Así que solo nos queda viajar al pasado con nuestra imaginación, dejando la mente en blanco. Una tarea nada sencilla. Este ejercicio tiene que realizarse sin el apoyo de datos empíricos y, por lo tanto, se queda en una mera reflexión basada en la lógica de lo que sabemos sobre la biología de los seres vivos. Para empezar, hemos de asumir que todas las especies (incluida la nuestra) tienen un objetivo común: su perpetuidad. Para conseguir este propósito es necesario conseguir energía (alimentos) para el desarrollo de los individuos que llegarán a tener descendencia. Los padres (ambos) tienen que cooperar en la medida de sus posibilidades para conseguir esa energía.

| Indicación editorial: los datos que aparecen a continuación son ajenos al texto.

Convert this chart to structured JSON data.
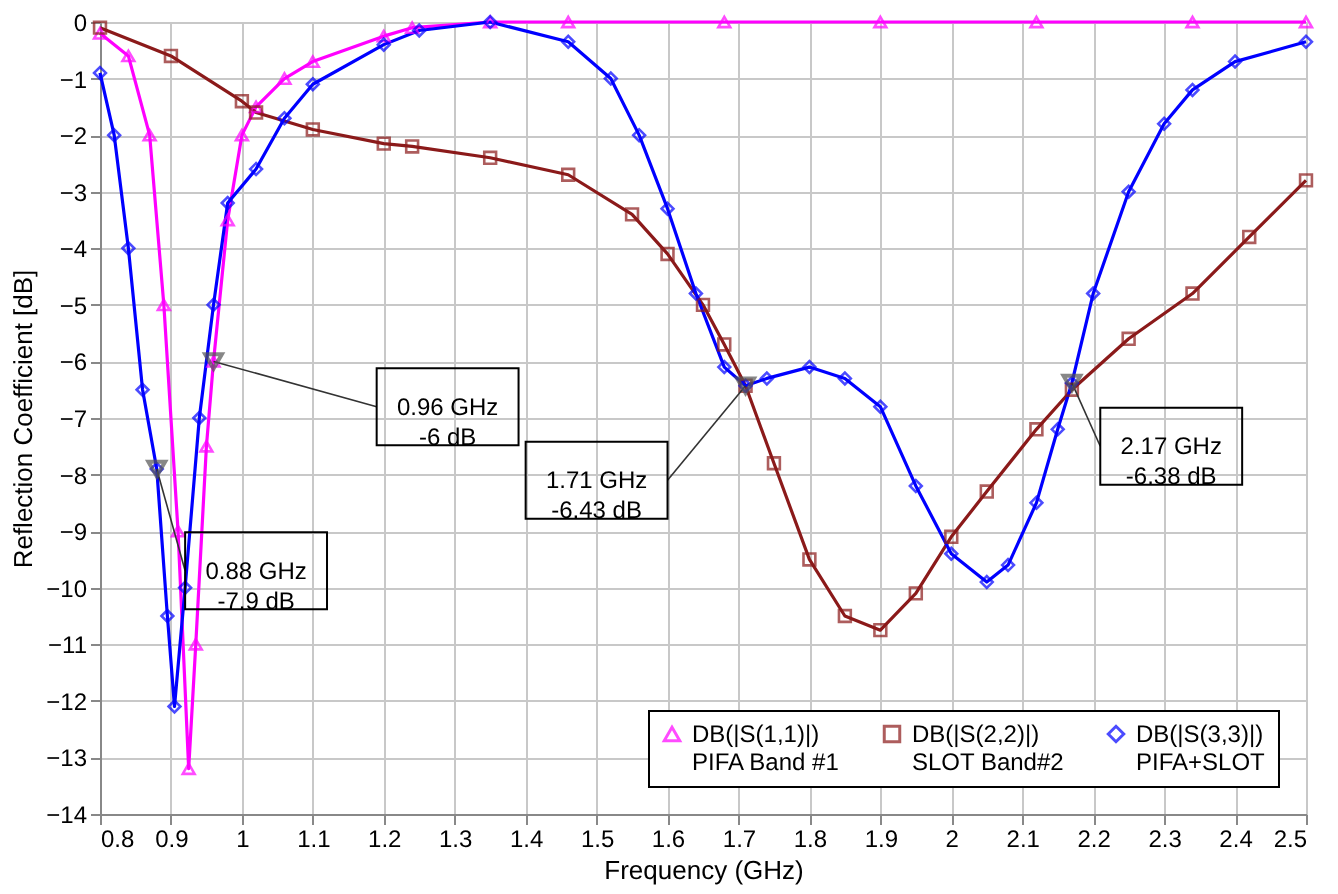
{
  "chart_data": {
    "type": "line",
    "xlabel": "Frequency (GHz)",
    "ylabel": "Reflection Coefficient [dB]",
    "xlim": [
      0.8,
      2.5
    ],
    "xticks": [
      0.8,
      0.9,
      1,
      1.1,
      1.2,
      1.3,
      1.4,
      1.5,
      1.6,
      1.7,
      1.8,
      1.9,
      2,
      2.1,
      2.2,
      2.3,
      2.4,
      2.5
    ],
    "ylim": [
      -14,
      0
    ],
    "yticks": [
      -14,
      -13,
      -12,
      -11,
      -10,
      -9,
      -8,
      -7,
      -6,
      -5,
      -4,
      -3,
      -2,
      -1,
      0
    ],
    "grid": true,
    "legend": "bottom right",
    "series": [
      {
        "name": "DB(|S(1,1)|)\nPIFA Band #1",
        "color": "#ff00ff",
        "marker": "triangle",
        "x": [
          0.8,
          0.84,
          0.87,
          0.89,
          0.91,
          0.925,
          0.935,
          0.95,
          0.96,
          0.98,
          1.0,
          1.02,
          1.06,
          1.1,
          1.2,
          1.24,
          1.35,
          1.46,
          1.68,
          1.9,
          2.12,
          2.34,
          2.5
        ],
        "values": [
          -0.2,
          -0.6,
          -2,
          -5,
          -9,
          -13.2,
          -11,
          -7.5,
          -6,
          -3.5,
          -2,
          -1.5,
          -1.0,
          -0.7,
          -0.25,
          -0.1,
          0,
          0,
          0,
          0,
          0,
          0,
          0
        ]
      },
      {
        "name": "DB(|S(2,2)|)\nSLOT Band#2",
        "color": "#8b1a1a",
        "marker": "square",
        "x": [
          0.8,
          0.9,
          1.0,
          1.02,
          1.1,
          1.2,
          1.24,
          1.35,
          1.46,
          1.55,
          1.6,
          1.65,
          1.68,
          1.71,
          1.75,
          1.8,
          1.85,
          1.9,
          1.95,
          2.0,
          2.05,
          2.12,
          2.17,
          2.25,
          2.34,
          2.42,
          2.5
        ],
        "values": [
          -0.1,
          -0.6,
          -1.4,
          -1.6,
          -1.9,
          -2.15,
          -2.2,
          -2.4,
          -2.7,
          -3.4,
          -4.1,
          -5,
          -5.7,
          -6.43,
          -7.8,
          -9.5,
          -10.5,
          -10.75,
          -10.1,
          -9.1,
          -8.3,
          -7.2,
          -6.5,
          -5.6,
          -4.8,
          -3.8,
          -2.8
        ]
      },
      {
        "name": "DB(|S(3,3)|)\nPIFA+SLOT",
        "color": "#0000ff",
        "marker": "diamond",
        "x": [
          0.8,
          0.82,
          0.84,
          0.86,
          0.88,
          0.895,
          0.905,
          0.92,
          0.94,
          0.96,
          0.98,
          1.02,
          1.06,
          1.1,
          1.2,
          1.25,
          1.35,
          1.46,
          1.52,
          1.56,
          1.6,
          1.64,
          1.68,
          1.71,
          1.74,
          1.8,
          1.85,
          1.9,
          1.95,
          2.0,
          2.05,
          2.08,
          2.12,
          2.15,
          2.17,
          2.2,
          2.25,
          2.3,
          2.34,
          2.4,
          2.5
        ],
        "values": [
          -0.9,
          -2,
          -4,
          -6.5,
          -7.9,
          -10.5,
          -12.1,
          -10,
          -7,
          -5,
          -3.2,
          -2.6,
          -1.7,
          -1.1,
          -0.4,
          -0.15,
          0,
          -0.35,
          -1,
          -2,
          -3.3,
          -4.8,
          -6.1,
          -6.43,
          -6.3,
          -6.1,
          -6.3,
          -6.8,
          -8.2,
          -9.4,
          -9.9,
          -9.6,
          -8.5,
          -7.2,
          -6.38,
          -4.8,
          -3,
          -1.8,
          -1.2,
          -0.7,
          -0.35
        ]
      }
    ],
    "annotations": [
      {
        "text": "0.88 GHz\n-7.9 dB",
        "x": 0.88,
        "y": -7.9
      },
      {
        "text": "0.96 GHz\n-6 dB",
        "x": 0.96,
        "y": -6
      },
      {
        "text": "1.71 GHz\n-6.43 dB",
        "x": 1.71,
        "y": -6.43
      },
      {
        "text": "2.17 GHz\n-6.38 dB",
        "x": 2.17,
        "y": -6.38
      }
    ]
  }
}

Por otro lado, no podemos olvidar que, en ausencia de la elevada tecnología médica de la que disponemos en la actualidad, la mortalidad infantil de nuestros ancestros fue siempre muy elevada. La lactancia materna cumplía un papel fundamental en el desarrollo de la inmunidad de los niños, pero la selección natural era implacable con aquellos individuos no aptos para llegar con éxito a la edad reproductora. Este hecho obligaba a las hembras a una maternidad sin descanso. Suena duro, pero tenemos que seguir la lógica de la vida. Con estas premisas, las hembras de todas las especies de nuestra genealogía tuvieron un papel fundamental en la continuidad de las sociedades prehistóricas.

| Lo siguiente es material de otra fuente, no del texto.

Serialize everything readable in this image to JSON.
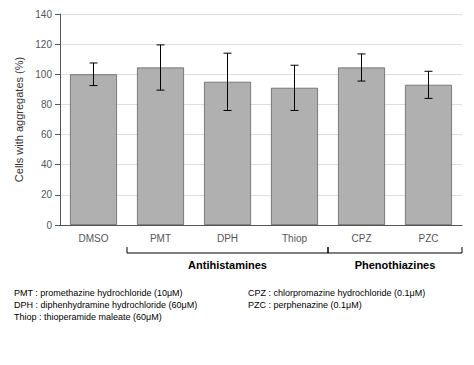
{
  "chart_data": {
    "type": "bar",
    "categories": [
      "DMSO",
      "PMT",
      "DPH",
      "Thiop",
      "CPZ",
      "PZC"
    ],
    "values": [
      100.0,
      104.5,
      95.0,
      91.0,
      104.5,
      93.0
    ],
    "errors": [
      7.5,
      15.0,
      19.0,
      15.0,
      9.0,
      9.0
    ],
    "color": "#b0b0b0",
    "ylabel": "Cells with aggregates (%)",
    "ylim": [
      0,
      140
    ],
    "yticks": [
      0,
      20,
      40,
      60,
      80,
      100,
      120,
      140
    ],
    "grid": true,
    "annotations": [
      {
        "text": "Antihistamines",
        "categories": [
          "PMT",
          "DPH",
          "Thiop"
        ]
      },
      {
        "text": "Phenothiazines",
        "categories": [
          "CPZ",
          "PZC"
        ]
      }
    ],
    "notes": [
      [
        "PMT : promethazine hydrochloride (10μM)",
        "DPH : diphenhydramine hydrochloride (60μM)",
        "Thiop : thioperamide maleate (60μM)"
      ],
      [
        "CPZ : chlorpromazine hydrochloride (0.1μM)",
        "PZC : perphenazine (0.1μM)"
      ]
    ]
  }
}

El período reproductor de las hembras ha estado siempre en torno a los treinta años, con independencia de su momento inicial y final. Ese período suponía un gasto energético vital extra, motivado bien por la gestación (34-40 semanas), la lactancia (mínimo de dos años) y el cuidado de los más pequeños. Aunque las madres obtuvieran energía del medio mediante la recolección (frutos, huevos, etc.) o la captura de ciertos animales, es obvio que los machos tuvieron un papel fundamental en la aportación de la energía extra. La defensa de la prole no tuvo porque ser exclusiva de los machos, aunque estos últimos tuvieran posiblemente un papel trascendental en la protección del territorio. La prolongación de la vida más allá de la vida reproductora tenía poco sentido y la longevidad de las especies estaba condicionada por ese hecho. Nada que ver con la situación actual de los países desarrollados.

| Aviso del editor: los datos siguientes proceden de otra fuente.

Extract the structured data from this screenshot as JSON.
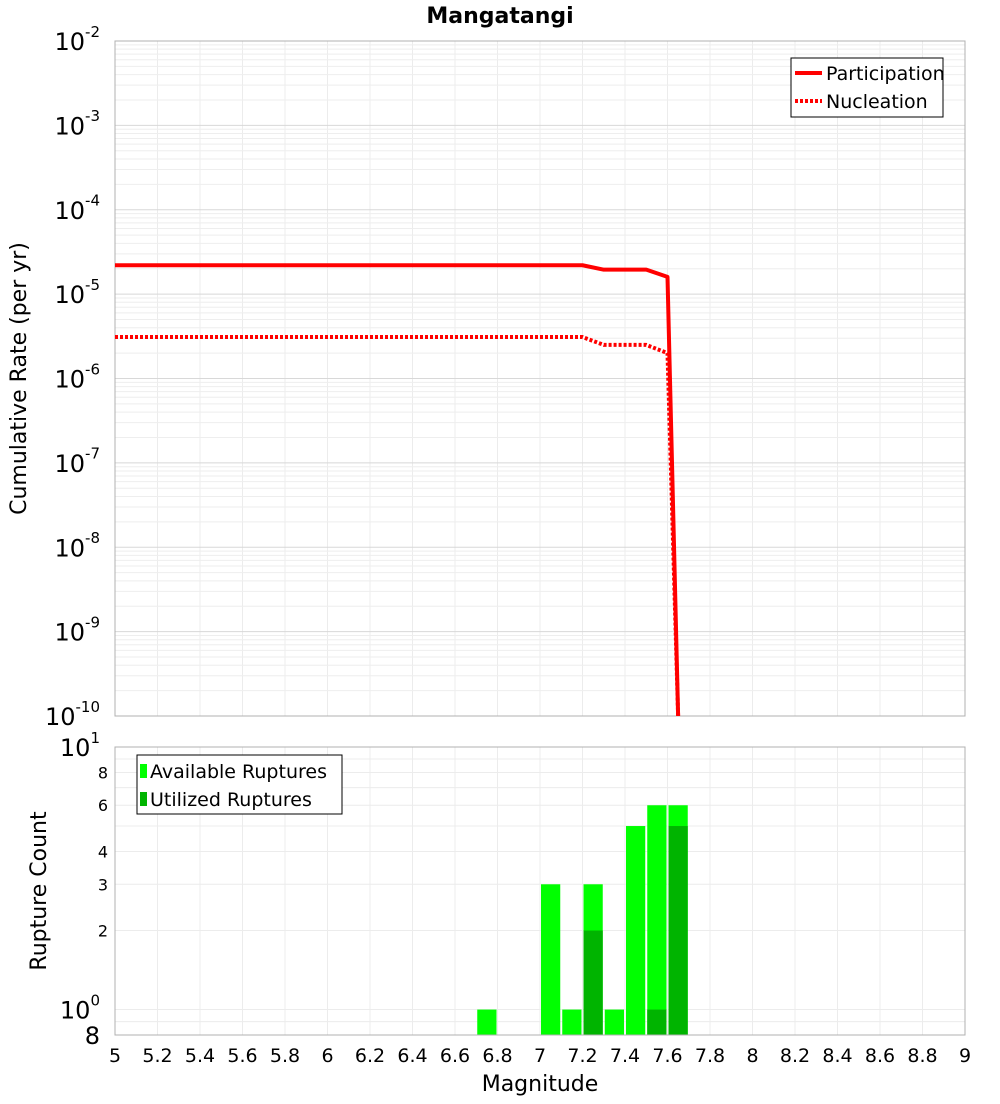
{
  "title": "Mangatangi",
  "chart_data": [
    {
      "type": "line",
      "title": "Mangatangi",
      "xlabel": "",
      "ylabel": "Cumulative Rate (per yr)",
      "yscale": "log",
      "xlim": [
        5,
        9
      ],
      "ylim": [
        1e-10,
        0.01
      ],
      "y_ticks": [
        {
          "base": "10",
          "exp": "-10"
        },
        {
          "base": "10",
          "exp": "-9"
        },
        {
          "base": "10",
          "exp": "-8"
        },
        {
          "base": "10",
          "exp": "-7"
        },
        {
          "base": "10",
          "exp": "-6"
        },
        {
          "base": "10",
          "exp": "-5"
        },
        {
          "base": "10",
          "exp": "-4"
        },
        {
          "base": "10",
          "exp": "-3"
        },
        {
          "base": "10",
          "exp": "-2"
        }
      ],
      "grid": true,
      "legend_position": "top-right",
      "series": [
        {
          "name": "Participation",
          "style": "solid",
          "color": "#ff0000",
          "x": [
            5.0,
            7.2,
            7.3,
            7.4,
            7.5,
            7.6,
            7.65
          ],
          "y": [
            2.2e-05,
            2.2e-05,
            1.95e-05,
            1.95e-05,
            1.95e-05,
            1.6e-05,
            1e-10
          ]
        },
        {
          "name": "Nucleation",
          "style": "dotted",
          "color": "#ff0000",
          "x": [
            5.0,
            7.2,
            7.3,
            7.4,
            7.5,
            7.6,
            7.65
          ],
          "y": [
            3.1e-06,
            3.1e-06,
            2.5e-06,
            2.5e-06,
            2.5e-06,
            2e-06,
            1e-10
          ]
        }
      ]
    },
    {
      "type": "bar",
      "xlabel": "Magnitude",
      "ylabel": "Rupture Count",
      "yscale": "log",
      "xlim": [
        5,
        9
      ],
      "ylim": [
        0.8,
        10
      ],
      "x_ticks": [
        "5",
        "5.2",
        "5.4",
        "5.6",
        "5.8",
        "6",
        "6.2",
        "6.4",
        "6.6",
        "6.8",
        "7",
        "7.2",
        "7.4",
        "7.6",
        "7.8",
        "8",
        "8.2",
        "8.4",
        "8.6",
        "8.8",
        "9"
      ],
      "y_ticks": [
        {
          "label": "8",
          "exp": "",
          "value": 0.8,
          "major": true
        },
        {
          "label": "10",
          "exp": "0",
          "value": 1,
          "major": true
        },
        {
          "label": "2",
          "exp": "",
          "value": 2,
          "major": false
        },
        {
          "label": "3",
          "exp": "",
          "value": 3,
          "major": false
        },
        {
          "label": "4",
          "exp": "",
          "value": 4,
          "major": false
        },
        {
          "label": "6",
          "exp": "",
          "value": 6,
          "major": false
        },
        {
          "label": "8",
          "exp": "",
          "value": 8,
          "major": false
        },
        {
          "label": "10",
          "exp": "1",
          "value": 10,
          "major": true
        }
      ],
      "bin_width": 0.1,
      "grid": true,
      "legend_position": "top-left",
      "series": [
        {
          "name": "Available Ruptures",
          "color": "#00ff00",
          "x": [
            6.75,
            7.05,
            7.15,
            7.25,
            7.35,
            7.45,
            7.55,
            7.65
          ],
          "values": [
            1,
            3,
            1,
            3,
            1,
            5,
            6,
            6
          ]
        },
        {
          "name": "Utilized Ruptures",
          "color": "#00b400",
          "x": [
            7.25,
            7.55,
            7.65
          ],
          "values": [
            2,
            1,
            5
          ]
        }
      ]
    }
  ]
}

Todo ello me lleva a pensar en algunos pasajes de la conocida novela “El clan del oso cavernario”, en los que la protagonista sufre con frecuencia la cólera de su pareja. Por supuesto, no podemos viajar al pasado para observar el comportamiento de nuestros antepasados. Sin embargo, pienso que las descripciones de su autora, Jeane M. Auel, estuvieron influidas por el comportamiento actual de lo que denominamos “violencia de género”. Con sinceridad, y a tenor de lo que explicado en los párrafos anteriores, no puedo asumir un comportamiento violento y gratuito de los machos hacia las hembras.
Podemos especular (que no aportar datos empíricos) sobre la predominancia de los machos o de las hembras en las diferentes especies de homininos o sobre su estructura social. Sin embargo, no me cabe duda sobre el papel activo de todos los miembros del grupo, fueran machos o hembras, en la cooperación por el mantenimiento de la especie. La biología nos marcó el camino hasta que la complejidad tecnológica y nuestra expansión planetaria creó la diversidad cultural, incluyendo el papel actual de hombres y mujeres en cada sociedad.